Monday, February 26th, day 239 of our adventure, we got up early and took a bus from Pokhara back to Kathmandu -- 8 hours.
All together, our accomodations, transportation and food came to $180 for the 7 nights and 8 days we were away from Kathmandu. This is far cheaper than the two quotes we had gotten from different travel agencies who told us we needed a guide and a porter -- one quoted $25 per day for each of us, and one quoted $40 per day for each of us, and this was for only 4 nights and five days. If you want to save some cash pass on the guide and the porters.
Once we arrived back in Kathmandu we picked up our Indian visas (from the bastards at Nightingale Travelers' Service -- the only service they provide is ripping you off) and checked back into The Poon Hill Guesthouse and got cleaned up with a long, hot shower. After a nice dinner on the roof deck of Brezel Restaurant we crashed for night.
Tuesday, February 27th, day 240 we wandered the streets of Kathmandu. Along the way, we had a Nepali Jeweler hand make us a pair of amazing gold medallions. We also bought a one way ticket to the Indian border for 320 Rs each. We leave for India tommorrow at 7:30 P.M..
Day 241 of Lisa and Joel's Excellent Adventure, Wednesday, February 28th, after just hanging out most of the day, we took a taxi to the Central Bus Station. We arrived at the bus station at 6:45 P.M.. Our bus was scheduled to depart at 7:30 P.M.. Finding our bus proved to be a very difficult task. We were dumped off within a massive maze of buses. Eventually we figured out it was necessary to push our way to the front of a check in counter, reserve our seats, and then work our way back through the mass of mechanical and human chaos to the correct bus.

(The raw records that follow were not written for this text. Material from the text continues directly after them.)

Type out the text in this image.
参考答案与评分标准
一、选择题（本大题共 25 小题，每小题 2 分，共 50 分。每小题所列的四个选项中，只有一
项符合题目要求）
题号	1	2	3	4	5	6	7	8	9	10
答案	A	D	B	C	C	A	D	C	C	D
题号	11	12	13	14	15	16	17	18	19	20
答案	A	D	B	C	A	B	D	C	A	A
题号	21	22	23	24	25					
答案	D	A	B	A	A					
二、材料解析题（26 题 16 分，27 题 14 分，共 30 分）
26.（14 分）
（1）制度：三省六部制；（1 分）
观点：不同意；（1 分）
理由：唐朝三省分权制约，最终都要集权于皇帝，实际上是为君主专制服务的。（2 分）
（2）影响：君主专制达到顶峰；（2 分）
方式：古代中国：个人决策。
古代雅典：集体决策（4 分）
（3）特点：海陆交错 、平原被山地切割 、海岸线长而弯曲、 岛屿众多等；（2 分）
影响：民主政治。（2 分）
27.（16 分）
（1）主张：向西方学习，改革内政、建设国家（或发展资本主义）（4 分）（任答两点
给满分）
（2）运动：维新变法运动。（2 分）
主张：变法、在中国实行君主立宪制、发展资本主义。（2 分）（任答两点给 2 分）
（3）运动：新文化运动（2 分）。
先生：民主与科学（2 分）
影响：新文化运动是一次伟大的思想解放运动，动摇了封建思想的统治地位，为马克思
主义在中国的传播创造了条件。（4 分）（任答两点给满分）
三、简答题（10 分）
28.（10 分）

There proved to be no reason to panic, as the 7:30 P.M. scheduled departure time never developed. We finally began to crawl out of the bus station parking lot, into the chaotic streets of Kathmandu at 8:30 P.M..
The ride from Kathmandu to the Nepali/Indian border took 10 hours – we arrived at 6:30 A.M., Thursday, March 1st, Day 242 of our adventure. When we bought our bus ticket to the border we were told that on the Nepali side of the border rests the town of Sonauli and that the first town on the Indian side would be Nautanwa. Actually, this is not true. The town on the Nepali side is officially known as Bhairawa and Sonauli, officially, is an Indian city. What’s happened is that Sonauli has grown into a conglomerate of moneychangers, shabby guesthouses, rickshaw stands and a motley crue of scam artists who try to capitalize on the movement of physical and human cargo across the busiest land border crossing between Nepal and India. Everyone just calls the entire mess, which straddles the border, Sonauli – Bhairwa has been swallowed up. There is a town called Nautawa about 5km down the road into India, but it has no bearing on the land border-crossing situation.
To a great extent, what has facilitated the growth of Sonauli is the fact that both Nepali and Indian people can move freely across the land border. At the time we arrived, a huge mass of people, cars, rickshaws, horse drawn wagons and any other contraption or creature that could walk, crawl or roll, were all fighting their respective ways back and forth across the border. It was a mess.
As soon as we got off the bus, touts attacked us -- “Rickshaw!”, “Taxi!”, “Money Change!”, “Guesthouse!”. Once we finally collected our gear we jumped on a rickshaw to escape the “vultures” and crossed the border into India.